Just for completeness, the other two creation stories come from Genesis 2 and the 19th century. The story in Gen 2 dates from around 500 years earlier than today’s passage, when Israel thought they were the bee’s knees under David’s reign, when everything was going wonderfully well and humans were supreme in an age of prosperity and peace. Note how in Gen 2 the man is the centre of the story, while in Gen 1 God is. Adam is made first, and everything else is made for his pleasure, including, finally, his wife. In Gen 1 brings human beings onto the stage only at the very end of the process, both as the crown and climax of creation, but also almost as an afterthought. The different cultures which wrote these stories saw things very differently. The people at the time of Gen 1 were sadder and wiser, and hod a lot more humility.

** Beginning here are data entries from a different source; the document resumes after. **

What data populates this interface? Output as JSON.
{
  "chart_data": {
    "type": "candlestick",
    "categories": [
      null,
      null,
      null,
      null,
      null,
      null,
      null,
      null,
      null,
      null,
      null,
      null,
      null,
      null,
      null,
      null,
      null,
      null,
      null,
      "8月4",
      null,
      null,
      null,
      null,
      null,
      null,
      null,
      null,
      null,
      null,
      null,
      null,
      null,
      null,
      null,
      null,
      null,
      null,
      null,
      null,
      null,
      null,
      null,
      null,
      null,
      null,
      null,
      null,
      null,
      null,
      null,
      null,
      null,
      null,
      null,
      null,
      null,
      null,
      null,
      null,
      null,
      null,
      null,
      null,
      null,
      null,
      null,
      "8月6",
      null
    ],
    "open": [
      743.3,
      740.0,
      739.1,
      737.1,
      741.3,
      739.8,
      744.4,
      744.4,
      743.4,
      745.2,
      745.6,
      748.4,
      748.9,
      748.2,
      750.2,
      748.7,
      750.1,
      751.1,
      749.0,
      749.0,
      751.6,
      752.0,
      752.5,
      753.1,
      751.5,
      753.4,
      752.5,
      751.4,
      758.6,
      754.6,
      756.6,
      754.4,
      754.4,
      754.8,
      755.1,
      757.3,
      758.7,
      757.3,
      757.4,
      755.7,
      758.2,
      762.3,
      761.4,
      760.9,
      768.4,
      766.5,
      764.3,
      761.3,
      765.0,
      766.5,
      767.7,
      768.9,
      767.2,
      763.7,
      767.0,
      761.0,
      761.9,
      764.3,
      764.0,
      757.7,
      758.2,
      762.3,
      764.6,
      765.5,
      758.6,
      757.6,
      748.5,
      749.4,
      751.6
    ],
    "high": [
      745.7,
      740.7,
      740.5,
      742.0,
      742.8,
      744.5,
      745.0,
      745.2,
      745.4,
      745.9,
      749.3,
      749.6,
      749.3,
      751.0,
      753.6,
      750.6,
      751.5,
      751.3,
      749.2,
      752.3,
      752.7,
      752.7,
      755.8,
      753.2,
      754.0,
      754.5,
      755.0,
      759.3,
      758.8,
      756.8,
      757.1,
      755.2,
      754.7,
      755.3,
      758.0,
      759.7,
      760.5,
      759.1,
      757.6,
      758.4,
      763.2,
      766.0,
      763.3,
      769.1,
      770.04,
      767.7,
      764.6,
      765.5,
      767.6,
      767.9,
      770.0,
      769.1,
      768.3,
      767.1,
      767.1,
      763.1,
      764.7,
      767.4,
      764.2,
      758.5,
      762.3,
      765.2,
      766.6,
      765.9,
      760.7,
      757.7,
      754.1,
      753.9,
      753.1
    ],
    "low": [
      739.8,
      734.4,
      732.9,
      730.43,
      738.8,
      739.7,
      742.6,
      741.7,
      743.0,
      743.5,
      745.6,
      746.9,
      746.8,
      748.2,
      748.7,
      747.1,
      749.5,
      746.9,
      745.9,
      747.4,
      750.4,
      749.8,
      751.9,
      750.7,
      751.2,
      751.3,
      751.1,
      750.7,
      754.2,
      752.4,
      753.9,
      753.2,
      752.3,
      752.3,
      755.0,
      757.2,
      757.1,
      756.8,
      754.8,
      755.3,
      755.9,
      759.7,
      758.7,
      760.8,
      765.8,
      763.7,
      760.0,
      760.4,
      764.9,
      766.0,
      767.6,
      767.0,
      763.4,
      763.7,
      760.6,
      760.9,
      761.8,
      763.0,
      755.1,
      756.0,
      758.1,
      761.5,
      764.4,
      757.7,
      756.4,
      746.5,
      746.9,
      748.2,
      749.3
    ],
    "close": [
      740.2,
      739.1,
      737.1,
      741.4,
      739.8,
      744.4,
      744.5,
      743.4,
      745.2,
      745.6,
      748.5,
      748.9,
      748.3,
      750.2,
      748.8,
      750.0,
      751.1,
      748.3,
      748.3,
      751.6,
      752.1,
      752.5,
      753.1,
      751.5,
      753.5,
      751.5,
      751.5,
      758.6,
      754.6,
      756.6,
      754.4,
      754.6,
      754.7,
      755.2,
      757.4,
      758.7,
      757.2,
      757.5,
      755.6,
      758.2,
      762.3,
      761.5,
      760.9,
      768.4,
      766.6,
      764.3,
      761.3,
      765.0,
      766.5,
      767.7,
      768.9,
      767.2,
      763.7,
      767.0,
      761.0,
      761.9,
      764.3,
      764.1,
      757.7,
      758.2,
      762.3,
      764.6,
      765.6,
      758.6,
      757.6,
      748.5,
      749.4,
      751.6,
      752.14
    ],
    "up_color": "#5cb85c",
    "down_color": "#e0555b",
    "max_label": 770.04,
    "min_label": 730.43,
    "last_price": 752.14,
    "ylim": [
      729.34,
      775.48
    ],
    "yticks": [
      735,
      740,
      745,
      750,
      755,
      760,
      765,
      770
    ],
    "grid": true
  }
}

And of course the myth we tell ourselves today is the story of evolution by natural selection, first propounded by Charles Darwin in 1859. This account is slightly different, in that we now have ‘science’ which tells us this is actually the true story, but personally I find this account every bit as unconvincing as the Jews found the story of sea monsters and gods. Evolution is taught as fact in our schools, while to my mind it is just another story which our age tells itself, emerging from a culture where we believe that the human race is god and that through our enlightenment and through science we can and will eventually know and therefore control everything, thus making any kind of religious God redundant. The ‘Big Bang’ theory is just that: a working hypothesis. We all know those pictures of evolving animals, but what we don’t have is any evidence not just for horses getting bigger, but for a butterfly turning into a giraffe. Evolution within species seems pretty self-evident, but between them it is a lot less convincing. So maybe Gen 1 is as relevant as ever as a piece of polemic, reminding us of our humble place in creation, and the reign of God over all the created world.